All the props to First Solar for making big solar manufacturing moves. Now let’s just get the solar silicon market to follow suit.
Editor in Chief
HOKU went bankrupt I believe, but was trying to get a plant up in the U.S., Idaho maybe. What happened to their plant?
Kelly Pickerel says
It never opened. https://www.idahostatejournal.com/news/local/new-plan-for-hoku-local-businessmen-propose-industrial-park-at-former-polysilicon-plant/article_660f5ee2-41be-5129-ba55-8b559b378ff0.html
Marc Keller says
As a commercial solar installer I would like to see better relations between USA and China by creating a shared technology and commodity program for PV
Douglas J Hoffman says
Currently there are zero ingot and wafer manufacturers in the US? If there are manufacturers currently. Who are the big players?
Lance Stokes says
I agree. However, even if we were able to get government subsidies for the manufactirebof ingots and silicon wafers, what about the material’s used to dope the silicon to obtain the desired electrical properties for solar cells? It is my understanding that the bulk of those needed materials are also primarily located off shore. Perhaps a yeoman measure of diplomacy could be implemented so agreements and trade policies could be reached with the Chinese and other countries who have those materials in quantity. Collaboration, although difficult, may be a path to consider. It seems to me the planet has become too small to revert back to the approach of the stoic farmer who built everything, grew everything, etc. totally independent of anyone else. As Americans, that may be difficult to resort to, but as survivors, it may be a requirement.
Jeff Ferry says
Absolutely right Kelly. We can and must rebuild an entire US solar supply chain here, from polysilicon through cells and modules here. We have the expertise, we have first-class startups and large companies, we have the capital to support them. All we need is long-term support from the government establishing that if China is going to subsidize, exploit slave labor, and manipulate the market, we must keep out Chinese product. We cannot allow China to monopolize a critical market like renewable energy equipment and technology
There is this company REC that has a foundry that ‘has’ operated in Washington State, it appears to be Dutch owned and past articles on this plant have bragged about the capability of the plant to provide silicon crystalline and polymorphic silicon, but also product for wafers, gasses for solar PV and perhaps for IC chips. Why isn’t “this” plant running 24/7 to support the U.S. ‘need’ for silicon products used in solar PV and IC manufacturing? This company was originally constructed in Washington State to take advantage of the amount of cheap hydrogeneration of electricity. Something reeks of usury that the Government complains and yet this plant isn’t up and running?

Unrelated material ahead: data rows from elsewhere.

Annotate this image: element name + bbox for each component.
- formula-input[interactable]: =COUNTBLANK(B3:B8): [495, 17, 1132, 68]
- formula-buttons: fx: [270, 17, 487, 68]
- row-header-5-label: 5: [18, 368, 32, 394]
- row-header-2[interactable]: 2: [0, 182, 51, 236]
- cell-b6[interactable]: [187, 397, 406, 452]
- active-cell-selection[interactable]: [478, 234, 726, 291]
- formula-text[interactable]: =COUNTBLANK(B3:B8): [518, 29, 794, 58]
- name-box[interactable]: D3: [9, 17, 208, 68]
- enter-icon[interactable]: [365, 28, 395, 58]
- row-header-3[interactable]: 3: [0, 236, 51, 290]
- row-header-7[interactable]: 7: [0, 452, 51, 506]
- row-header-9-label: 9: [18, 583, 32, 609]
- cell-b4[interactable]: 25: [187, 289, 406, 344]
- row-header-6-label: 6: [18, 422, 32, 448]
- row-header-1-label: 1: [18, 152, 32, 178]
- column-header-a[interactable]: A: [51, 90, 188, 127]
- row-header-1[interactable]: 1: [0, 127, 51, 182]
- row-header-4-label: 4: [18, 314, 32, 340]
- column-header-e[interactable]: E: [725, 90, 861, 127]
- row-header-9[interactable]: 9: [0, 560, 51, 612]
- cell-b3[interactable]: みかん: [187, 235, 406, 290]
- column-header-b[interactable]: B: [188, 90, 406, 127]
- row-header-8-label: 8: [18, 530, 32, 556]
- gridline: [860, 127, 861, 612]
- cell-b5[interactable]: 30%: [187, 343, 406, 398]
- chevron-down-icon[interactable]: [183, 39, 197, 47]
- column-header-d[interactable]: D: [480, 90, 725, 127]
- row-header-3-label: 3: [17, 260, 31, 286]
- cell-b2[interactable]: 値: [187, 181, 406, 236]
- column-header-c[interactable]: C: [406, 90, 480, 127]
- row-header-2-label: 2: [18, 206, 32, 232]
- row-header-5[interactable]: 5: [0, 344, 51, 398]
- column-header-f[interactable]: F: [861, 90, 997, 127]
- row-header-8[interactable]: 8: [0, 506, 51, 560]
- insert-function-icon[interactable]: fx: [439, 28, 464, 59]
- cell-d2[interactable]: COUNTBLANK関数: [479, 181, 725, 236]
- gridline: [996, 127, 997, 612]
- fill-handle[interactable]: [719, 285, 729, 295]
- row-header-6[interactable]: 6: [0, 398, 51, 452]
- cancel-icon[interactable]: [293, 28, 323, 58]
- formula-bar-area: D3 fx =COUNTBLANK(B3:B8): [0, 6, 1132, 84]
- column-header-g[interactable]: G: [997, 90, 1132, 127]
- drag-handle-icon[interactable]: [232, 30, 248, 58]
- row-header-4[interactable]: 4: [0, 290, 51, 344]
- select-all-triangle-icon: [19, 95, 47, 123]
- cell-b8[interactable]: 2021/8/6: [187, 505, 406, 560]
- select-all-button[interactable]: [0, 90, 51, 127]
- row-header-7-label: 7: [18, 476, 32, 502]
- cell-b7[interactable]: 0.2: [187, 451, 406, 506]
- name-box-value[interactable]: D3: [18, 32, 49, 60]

Entity, NERC, North American Electric Reliability Corporation says most of the spare parts kept on hand for the national grid are from foreign countries like China, Russia, Italy, Spain and I’d submit, spare parts to keep the grid up should be manufactured and warehoused all within the confines of the U.S. boarders. The deeper one digs the more obvious OUR Government has allowed trade to get to the point that some of the most basic materials are available from other countries, this threatens the very National Security of this country and it’s citizens.
Kelly Pickerel says
The cover story talks about why REC is not running. They’ve been priced out of the market.